Integration of Elasticsearch as a search platform for Umbraco v7.5+
MIT License
15 stars 8 forks source link

un published items #24

Closed ismailmayat closed 5 years ago

ismailmayat commented 5 years ago

The package under the hood is using content service, does it index both published and unpublished items?

Philo commented 5 years ago

Hi @ismailmayat. ES indexing (adding/updating/removing) is as you say triggered via the ContentService and MediaService events primarily.

See https://github.com/Philo/Umbraco.Elasticsearch/blob/master/src/Umbraco.Elasticsearch.Core/EventHandlers/SearchApplicationEventHandler_Base.cs#L50 for details on the specific events that are wired up. The ContentService.Saved event is not by default wired up.

If you wanted to you could probably wire this up yourself and use similar code to that used for the other events to achieve an indexing trigger on content saved?
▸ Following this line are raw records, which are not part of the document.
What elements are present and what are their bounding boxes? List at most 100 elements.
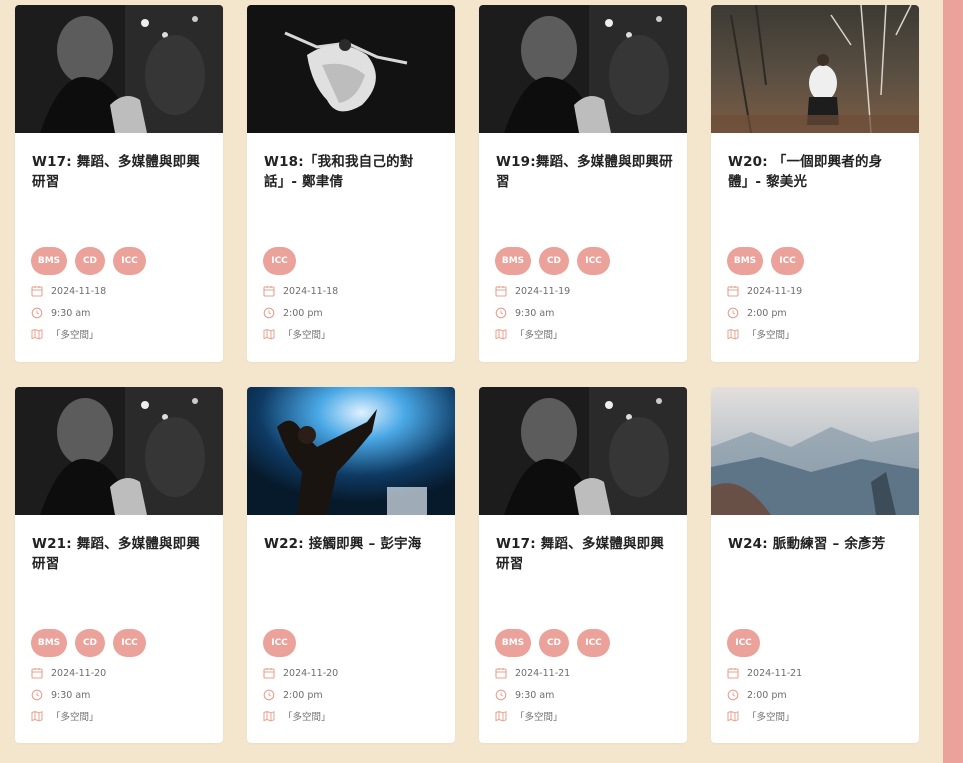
- event-location: 「多空間」: [31, 709, 99, 723]
- calendar-icon: [263, 286, 275, 297]
- event-date-text: 2024-11-18: [283, 285, 339, 297]
- event-date: 2024-11-18: [263, 285, 338, 297]
- tag-badge[interactable]: CD: [75, 629, 105, 657]
- tag-badge[interactable]: ICC: [113, 629, 146, 657]
- tag-badge[interactable]: BMS: [31, 629, 67, 657]
- event-date-text: 2024-11-21: [515, 667, 571, 679]
- tag-badge[interactable]: CD: [539, 629, 569, 657]
- event-time: 9:30 am: [495, 307, 554, 319]
- event-time-text: 9:30 am: [51, 307, 91, 319]
- tag-badge[interactable]: BMS: [727, 247, 763, 275]
- event-location: 「多空間」: [727, 327, 795, 341]
- event-date: 2024-11-19: [727, 285, 802, 297]
- event-time: 9:30 am: [495, 689, 554, 701]
- event-card[interactable]: W22: 接觸即興 – 彭宇海 ICC 2024-11-20 2:00 pm 「…: [247, 387, 455, 743]
- event-title[interactable]: W19:舞蹈、多媒體與即興研習: [496, 152, 674, 192]
- event-title[interactable]: W17: 舞蹈、多媒體與即興研習: [32, 152, 210, 192]
- calendar-icon: [31, 286, 43, 297]
- event-date: 2024-11-20: [263, 667, 338, 679]
- event-date: 2024-11-20: [31, 667, 106, 679]
- clock-icon: [263, 307, 275, 319]
- calendar-icon: [31, 668, 43, 679]
- event-date-text: 2024-11-19: [747, 285, 803, 297]
- event-date: 2024-11-21: [495, 667, 570, 679]
- event-card[interactable]: W18:「我和我自己的對話」- 鄭聿倩 ICC 2024-11-18 2:00 …: [247, 5, 455, 362]
- clock-icon: [495, 307, 507, 319]
- event-time-text: 2:00 pm: [283, 307, 323, 319]
- clock-icon: [31, 307, 43, 319]
- event-time-text: 2:00 pm: [747, 307, 787, 319]
- event-time-text: 2:00 pm: [283, 689, 323, 701]
- clock-icon: [495, 689, 507, 701]
- event-thumbnail[interactable]: [247, 5, 455, 133]
- tag-list: BMS CD ICC: [31, 247, 146, 275]
- calendar-icon: [727, 286, 739, 297]
- tag-badge[interactable]: ICC: [577, 629, 610, 657]
- page-accent-strip: [943, 0, 963, 763]
- event-location: 「多空間」: [495, 709, 563, 723]
- event-thumbnail[interactable]: [479, 387, 687, 515]
- event-location-text: 「多空間」: [515, 330, 563, 341]
- event-card[interactable]: W21: 舞蹈、多媒體與即興研習 BMS CD ICC 2024-11-20 9…: [15, 387, 223, 743]
- tag-list: BMS ICC: [727, 247, 804, 275]
- tag-badge[interactable]: CD: [539, 247, 569, 275]
- tag-badge[interactable]: ICC: [113, 247, 146, 275]
- event-time-text: 9:30 am: [51, 689, 91, 701]
- event-card[interactable]: W17: 舞蹈、多媒體與即興研習 BMS CD ICC 2024-11-18 9…: [15, 5, 223, 362]
- tag-badge[interactable]: ICC: [771, 247, 804, 275]
- forest-dancer-photo: [711, 5, 919, 133]
- event-card[interactable]: W19:舞蹈、多媒體與即興研習 BMS CD ICC 2024-11-19 9:…: [479, 5, 687, 362]
- tag-badge[interactable]: ICC: [727, 629, 760, 657]
- tag-badge[interactable]: ICC: [263, 629, 296, 657]
- rehearsal-photo: [479, 387, 687, 515]
- event-card[interactable]: W20: 「一個即興者的身體」- 黎美光 BMS ICC 2024-11-19 …: [711, 5, 919, 362]
- event-card[interactable]: W24: 脈動練習 – 余彥芳 ICC 2024-11-21 2:00 pm 「…: [711, 387, 919, 743]
- event-location: 「多空間」: [263, 709, 331, 723]
- event-thumbnail[interactable]: [711, 5, 919, 133]
- event-card[interactable]: W17: 舞蹈、多媒體與即興研習 BMS CD ICC 2024-11-21 9…: [479, 387, 687, 743]
- event-location: 「多空間」: [495, 327, 563, 341]
- event-location: 「多空間」: [727, 709, 795, 723]
- map-icon: [495, 328, 507, 340]
- event-time-text: 9:30 am: [515, 689, 555, 701]
- event-thumbnail[interactable]: [15, 5, 223, 133]
- event-location-text: 「多空間」: [747, 330, 795, 341]
- event-time: 2:00 pm: [263, 307, 323, 319]
- event-time: 9:30 am: [31, 689, 90, 701]
- event-location-text: 「多空間」: [515, 712, 563, 723]
- tag-badge[interactable]: BMS: [495, 629, 531, 657]
- tag-badge[interactable]: BMS: [495, 247, 531, 275]
- tag-badge[interactable]: BMS: [31, 247, 67, 275]
- tag-badge[interactable]: ICC: [577, 247, 610, 275]
- event-date: 2024-11-18: [31, 285, 106, 297]
- event-title[interactable]: W22: 接觸即興 – 彭宇海: [264, 534, 442, 554]
- event-thumbnail[interactable]: [479, 5, 687, 133]
- event-title[interactable]: W17: 舞蹈、多媒體與即興研習: [496, 534, 674, 574]
- event-title[interactable]: W24: 脈動練習 – 余彥芳: [728, 534, 906, 554]
- event-thumbnail[interactable]: [247, 387, 455, 515]
- tag-badge[interactable]: CD: [75, 247, 105, 275]
- event-date-text: 2024-11-20: [51, 667, 107, 679]
- event-thumbnail[interactable]: [15, 387, 223, 515]
- event-title[interactable]: W21: 舞蹈、多媒體與即興研習: [32, 534, 210, 574]
- clock-icon: [31, 689, 43, 701]
- event-location-text: 「多空間」: [51, 712, 99, 723]
- event-date: 2024-11-19: [495, 285, 570, 297]
- rehearsal-photo: [15, 387, 223, 515]
- event-time: 2:00 pm: [263, 689, 323, 701]
- map-icon: [727, 328, 739, 340]
- event-time: 9:30 am: [31, 307, 90, 319]
- event-date-text: 2024-11-21: [747, 667, 803, 679]
- event-title[interactable]: W18:「我和我自己的對話」- 鄭聿倩: [264, 152, 442, 192]
- event-location-text: 「多空間」: [283, 712, 331, 723]
- tag-badge[interactable]: ICC: [263, 247, 296, 275]
- tag-list: BMS CD ICC: [495, 629, 610, 657]
- event-title[interactable]: W20: 「一個即興者的身體」- 黎美光: [728, 152, 906, 192]
- dancer-leap-photo: [247, 5, 455, 133]
- event-date: 2024-11-21: [727, 667, 802, 679]
- event-thumbnail[interactable]: [711, 387, 919, 515]
- calendar-icon: [263, 668, 275, 679]
- event-time: 2:00 pm: [727, 689, 787, 701]
- rehearsal-photo: [15, 5, 223, 133]
- event-date-text: 2024-11-19: [515, 285, 571, 297]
Does this answer your question?

ismailmayat commented 5 years ago

Not quite I just wanted to confirm that unpublished items do not end up in index. Which if you only have content published event should not. So I have an index and they have a load of unpublished items. This was due to on unpublish the removal not happening due to us using own key for indexing. We fixed this issue then do full rebuild but unpublsihed items are still there. If we publish and then unpublish those items they are removed.
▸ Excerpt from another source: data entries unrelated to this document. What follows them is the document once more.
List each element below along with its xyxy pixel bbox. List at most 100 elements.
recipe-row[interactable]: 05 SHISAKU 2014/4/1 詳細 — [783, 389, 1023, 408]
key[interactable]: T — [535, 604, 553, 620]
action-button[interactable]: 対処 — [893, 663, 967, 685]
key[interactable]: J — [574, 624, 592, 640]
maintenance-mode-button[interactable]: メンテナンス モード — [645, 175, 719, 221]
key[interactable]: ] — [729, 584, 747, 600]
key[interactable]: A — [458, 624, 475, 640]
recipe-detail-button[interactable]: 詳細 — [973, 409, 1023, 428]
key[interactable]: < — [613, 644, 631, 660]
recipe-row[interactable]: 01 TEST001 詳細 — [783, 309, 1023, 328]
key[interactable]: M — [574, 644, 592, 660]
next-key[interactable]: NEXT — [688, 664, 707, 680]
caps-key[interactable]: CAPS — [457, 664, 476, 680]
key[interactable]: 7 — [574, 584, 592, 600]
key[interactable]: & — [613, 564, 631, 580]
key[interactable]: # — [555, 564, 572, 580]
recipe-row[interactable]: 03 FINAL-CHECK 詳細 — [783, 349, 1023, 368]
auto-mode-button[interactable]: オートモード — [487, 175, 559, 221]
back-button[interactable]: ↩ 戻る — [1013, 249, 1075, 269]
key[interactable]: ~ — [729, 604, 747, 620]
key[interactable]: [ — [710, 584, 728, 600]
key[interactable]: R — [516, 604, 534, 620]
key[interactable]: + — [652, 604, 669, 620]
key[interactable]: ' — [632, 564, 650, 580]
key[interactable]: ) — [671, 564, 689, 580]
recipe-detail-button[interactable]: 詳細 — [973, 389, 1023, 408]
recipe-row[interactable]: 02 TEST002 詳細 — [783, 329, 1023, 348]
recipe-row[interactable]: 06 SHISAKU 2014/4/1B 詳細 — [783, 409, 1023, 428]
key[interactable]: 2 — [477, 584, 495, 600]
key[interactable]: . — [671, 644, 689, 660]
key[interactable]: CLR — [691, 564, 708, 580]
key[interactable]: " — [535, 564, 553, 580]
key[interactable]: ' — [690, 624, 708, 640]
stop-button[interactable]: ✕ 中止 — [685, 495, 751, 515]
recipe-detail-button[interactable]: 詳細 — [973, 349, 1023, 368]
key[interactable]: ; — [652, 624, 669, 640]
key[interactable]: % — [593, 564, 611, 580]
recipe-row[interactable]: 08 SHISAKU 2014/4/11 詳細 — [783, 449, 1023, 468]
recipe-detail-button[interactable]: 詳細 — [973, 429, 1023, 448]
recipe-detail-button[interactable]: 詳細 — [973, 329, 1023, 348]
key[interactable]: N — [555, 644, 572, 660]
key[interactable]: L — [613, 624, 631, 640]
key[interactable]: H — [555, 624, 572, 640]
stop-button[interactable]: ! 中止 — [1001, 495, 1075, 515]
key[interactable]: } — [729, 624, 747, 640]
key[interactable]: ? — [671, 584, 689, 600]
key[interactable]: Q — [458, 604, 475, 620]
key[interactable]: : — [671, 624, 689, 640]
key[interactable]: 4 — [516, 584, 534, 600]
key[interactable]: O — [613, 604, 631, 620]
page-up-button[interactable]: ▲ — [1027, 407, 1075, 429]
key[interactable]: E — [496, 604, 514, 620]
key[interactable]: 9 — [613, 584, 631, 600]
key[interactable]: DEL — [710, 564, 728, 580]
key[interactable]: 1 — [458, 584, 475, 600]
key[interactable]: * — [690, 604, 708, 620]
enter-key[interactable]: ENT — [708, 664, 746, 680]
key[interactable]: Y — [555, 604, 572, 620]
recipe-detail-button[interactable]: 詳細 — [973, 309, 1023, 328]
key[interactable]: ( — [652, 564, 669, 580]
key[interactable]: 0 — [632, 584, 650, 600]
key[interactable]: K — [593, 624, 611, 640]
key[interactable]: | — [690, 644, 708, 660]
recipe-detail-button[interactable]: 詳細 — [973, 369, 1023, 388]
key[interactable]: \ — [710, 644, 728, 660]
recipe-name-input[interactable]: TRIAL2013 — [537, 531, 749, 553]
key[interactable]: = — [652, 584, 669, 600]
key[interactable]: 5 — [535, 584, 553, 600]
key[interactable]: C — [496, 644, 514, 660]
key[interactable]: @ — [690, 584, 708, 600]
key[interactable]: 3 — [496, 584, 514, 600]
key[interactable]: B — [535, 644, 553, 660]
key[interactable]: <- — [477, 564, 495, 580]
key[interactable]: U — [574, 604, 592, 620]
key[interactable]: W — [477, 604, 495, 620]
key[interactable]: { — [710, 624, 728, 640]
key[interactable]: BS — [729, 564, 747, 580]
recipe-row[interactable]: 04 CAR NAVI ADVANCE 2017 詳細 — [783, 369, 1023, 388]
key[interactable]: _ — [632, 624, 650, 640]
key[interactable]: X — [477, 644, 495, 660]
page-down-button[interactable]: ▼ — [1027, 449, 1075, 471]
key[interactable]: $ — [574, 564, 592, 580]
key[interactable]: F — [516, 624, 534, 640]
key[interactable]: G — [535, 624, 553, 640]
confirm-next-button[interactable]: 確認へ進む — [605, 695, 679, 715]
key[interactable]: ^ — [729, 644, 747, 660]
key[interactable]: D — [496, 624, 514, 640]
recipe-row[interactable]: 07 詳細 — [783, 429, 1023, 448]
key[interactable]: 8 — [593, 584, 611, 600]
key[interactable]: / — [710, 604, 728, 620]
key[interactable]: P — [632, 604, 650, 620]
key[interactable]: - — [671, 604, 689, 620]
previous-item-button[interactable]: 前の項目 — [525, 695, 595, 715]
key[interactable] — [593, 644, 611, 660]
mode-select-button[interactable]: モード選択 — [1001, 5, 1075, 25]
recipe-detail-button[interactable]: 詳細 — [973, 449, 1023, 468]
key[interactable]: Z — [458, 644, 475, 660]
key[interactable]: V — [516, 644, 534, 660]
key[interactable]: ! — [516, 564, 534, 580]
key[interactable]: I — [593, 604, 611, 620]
ismailmayat commented 5 years ago

Ok so update on this. When I delete the index then recreate it then rebuild all is good. All my residual items are gone. I checked the source code and it looks on a rebuild you do not delete the index? I thought that a rebuild deletes it then does full rebuild?

Regards

Ismail

Philo commented 5 years ago

The indices are all listed within the developer section, new indices are created with a timestamp based suffix and an alias is used to "point" to the active index. Once an index is not active it can be deleted manually. They are not automatically removed.
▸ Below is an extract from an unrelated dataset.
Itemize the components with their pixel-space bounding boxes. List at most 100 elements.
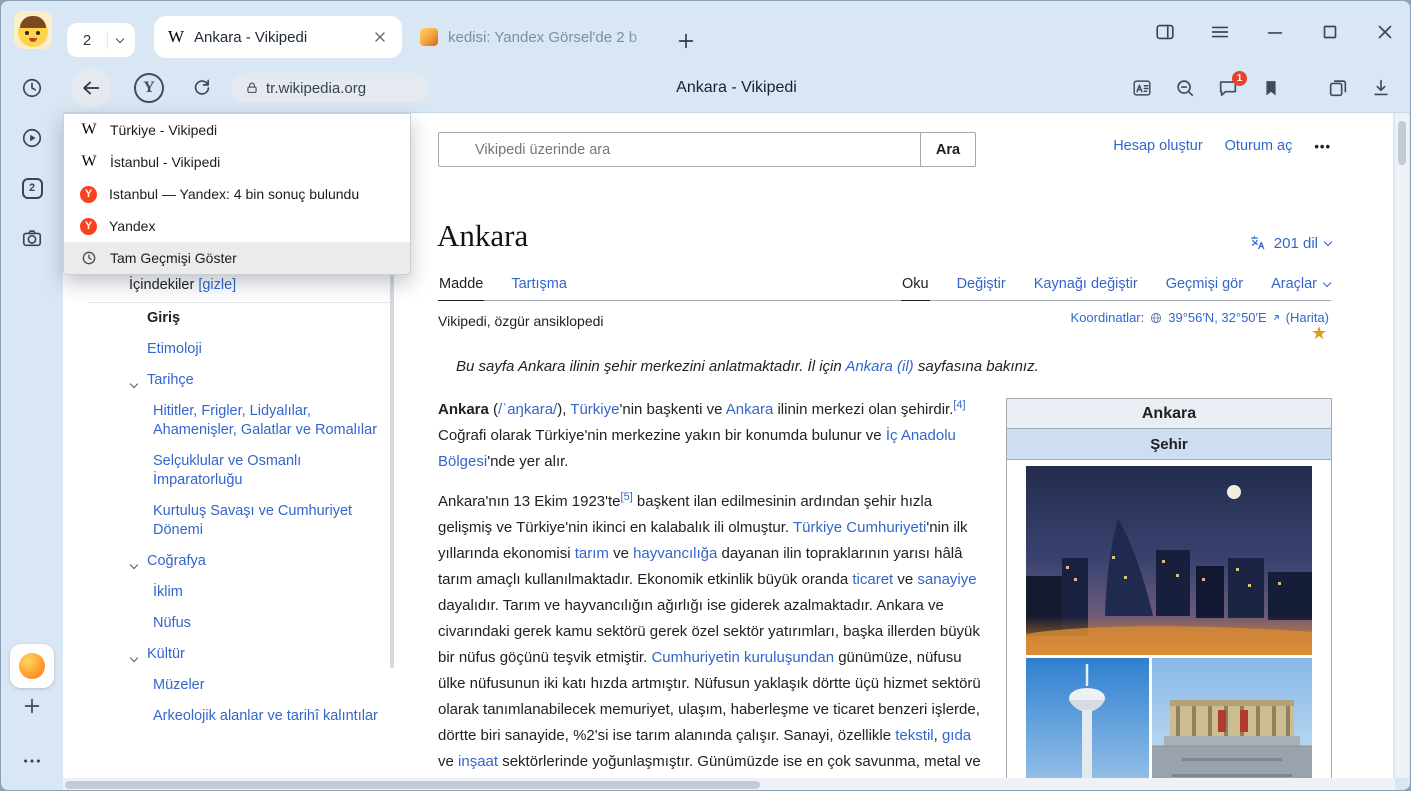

If you had documents that were associated with Umbraco nodes, then when they were deleted/trashed were not removed from the ES index then there maybe an issue to investigate

If your ES index contains items that are not associated (by key) with an Umbraco node there will be no way for that document to be removed as it will not be contained in any triggered content or media events. In this case it will require that a new index is build to cleanse any orphaned documents.

The index creation process is designed to allow a new index to be created in place without affecting the currently active index. Once they index build is completed you can then make the new index active.